Calculate property damage costs (PropertyCost) and crop damage costs (CropCost) by event type (in million $)
stormSel2 <- stormSel2 %>%
mutate(PropertyCost = (PROPDMG * PROPDMGEXP1) / 10^6) %>%
mutate(CropCost = (CROPDMG * CROPDMGEXP1) / 10^6)
property_crop <- stormSel2 %>%
group_by(EVTYPE) %>%
summarise(PropertyTotalCost = sum(PropertyCost),
CropTotalCost = sum(CropCost),
Totals = PropertyTotalCost + CropTotalCost) %>%
arrange(desc(Totals))
Print the top 10 events order by property and crop damage costs (combined)

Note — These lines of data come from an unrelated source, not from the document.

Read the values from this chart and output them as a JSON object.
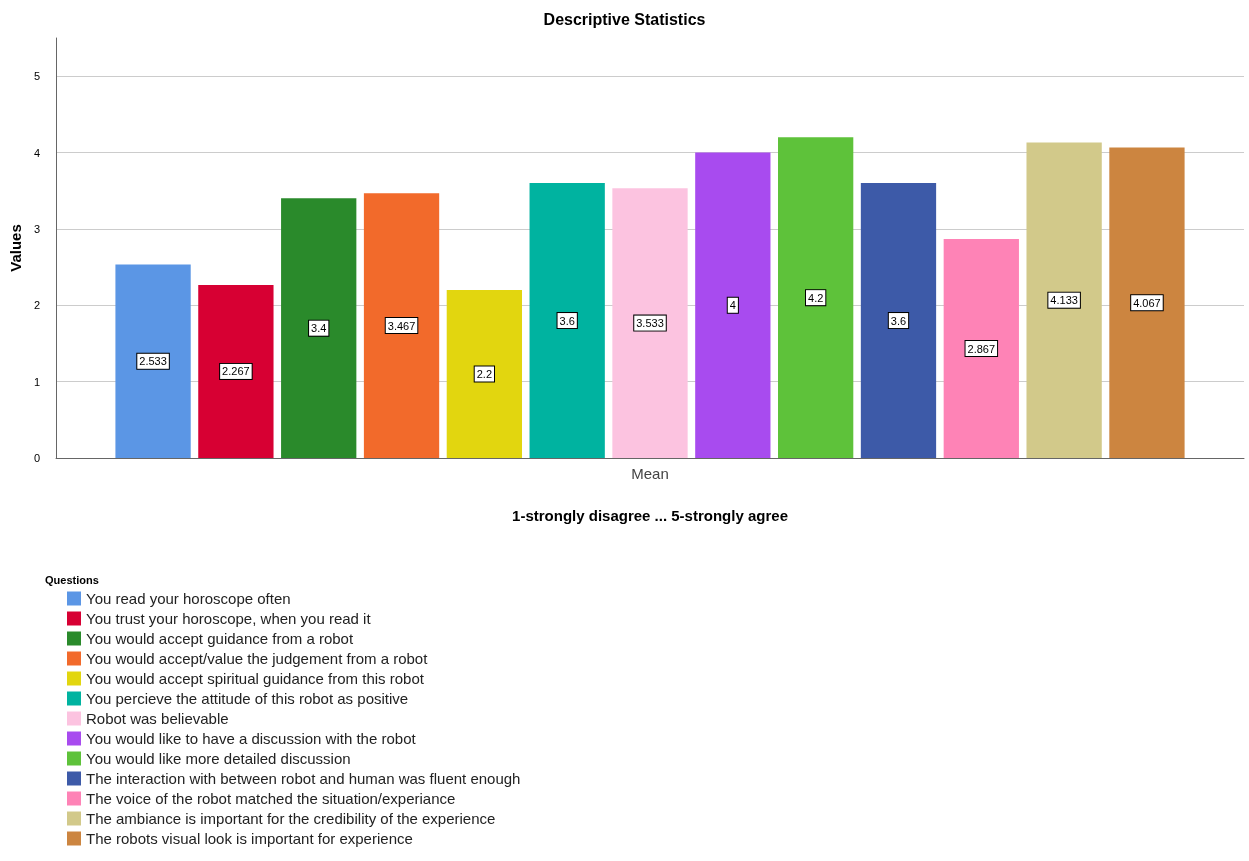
{
  "chart_data": {
    "type": "bar",
    "title": "Descriptive Statistics",
    "xlabel": "1-strongly disagree ... 5-strongly agree",
    "ylabel": "Values",
    "legend_title": "Questions",
    "categories": [
      "Mean"
    ],
    "series": [
      {
        "name": "You read your horoscope often",
        "color": "#5b96e5",
        "values": [
          2.533
        ]
      },
      {
        "name": "You trust your horoscope, when you read it",
        "color": "#d70033",
        "values": [
          2.267
        ]
      },
      {
        "name": "You would accept guidance from a robot",
        "color": "#2a8a2b",
        "values": [
          3.4
        ]
      },
      {
        "name": "You would accept/value the judgement from a robot",
        "color": "#f26a2b",
        "values": [
          3.467
        ]
      },
      {
        "name": "You would accept spiritual guidance from this robot",
        "color": "#e2d60f",
        "values": [
          2.2
        ]
      },
      {
        "name": "You percieve the attitude of this robot as positive",
        "color": "#00b3a0",
        "values": [
          3.6
        ]
      },
      {
        "name": "Robot was believable",
        "color": "#fcc3e0",
        "values": [
          3.533
        ]
      },
      {
        "name": "You would like to have a discussion with the robot",
        "color": "#a84bef",
        "values": [
          4
        ]
      },
      {
        "name": "You would like more detailed discussion",
        "color": "#5ec23a",
        "values": [
          4.2
        ]
      },
      {
        "name": "The interaction with between robot and human was fluent enough",
        "color": "#3d5aa8",
        "values": [
          3.6
        ]
      },
      {
        "name": "The voice of the robot matched the situation/experiance",
        "color": "#fe83b6",
        "values": [
          2.867
        ]
      },
      {
        "name": "The ambiance is important for the credibility of the experience",
        "color": "#d2c98a",
        "values": [
          4.133
        ]
      },
      {
        "name": "The robots visual look is important for experience",
        "color": "#cc8540",
        "values": [
          4.067
        ]
      }
    ],
    "ylim": [
      0,
      5.5
    ],
    "yticks": [
      0,
      1,
      2,
      3,
      4,
      5
    ],
    "grid": "y",
    "legend": "bottom left",
    "data_labels": true
  }
}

property_crop_10 <- property_crop[1:10, ]
property_crop_10
## # A tibble: 10 x 4
## EVTYPE PropertyTotalCost CropTotalCost Totals
## <chr> <dbl> <dbl> <dbl>
## 1 FLOOD 168270. 12389. 180659.
## 2 HURRICANE 85256. 5506. 90763.
## 3 STORM SURGE 47965. 0.855 47966.
## 4 TORNADO 32294. 415. 32709.
## 5 HAIL 15978. 3047. 19024.
## 6 HEAT 1066. 14877. 15943.
## 7 THUNDERSTORM 12785. 1274. 14060.
## 8 ICE 3959. 5022. 8981.
## 9 WILDFIRE 8497. 403. 8900.
## 10 TROPICAL STORM 7716. 695. 8411.
Plot barchart for total property and crop damage costs by event type
First, convert dataframe to long format
prop_crop_long <- gather(property_crop_10, Property_Crop, Totals, -EVTYPE, convert = FALSE)
pc_chart <- prop_crop_long %>%
ggplot(aes(x = reorder(EVTYPE, Totals), y = Totals)) +
geom_bar(stat = "identity", aes(fill = Property_Crop), position = "dodge") +
coord_flip() +
labs(title = "United States Total Property and Crop Damage Costs by Event (1989-2011)",
x = "Event Type", y = "Damage Costs (millions of dollars)") +
theme(legend.title = element_blank())
pc_chart
The plot illustrates the flood category contributes to the maximum number of property damage costs and combined total property and crop damage costs, followed by hurricane and storm surge weather events. However, the heat associated events contribute to the maximum number of crop damage costs, followed by flood, hurricane, and ice/freeze categories.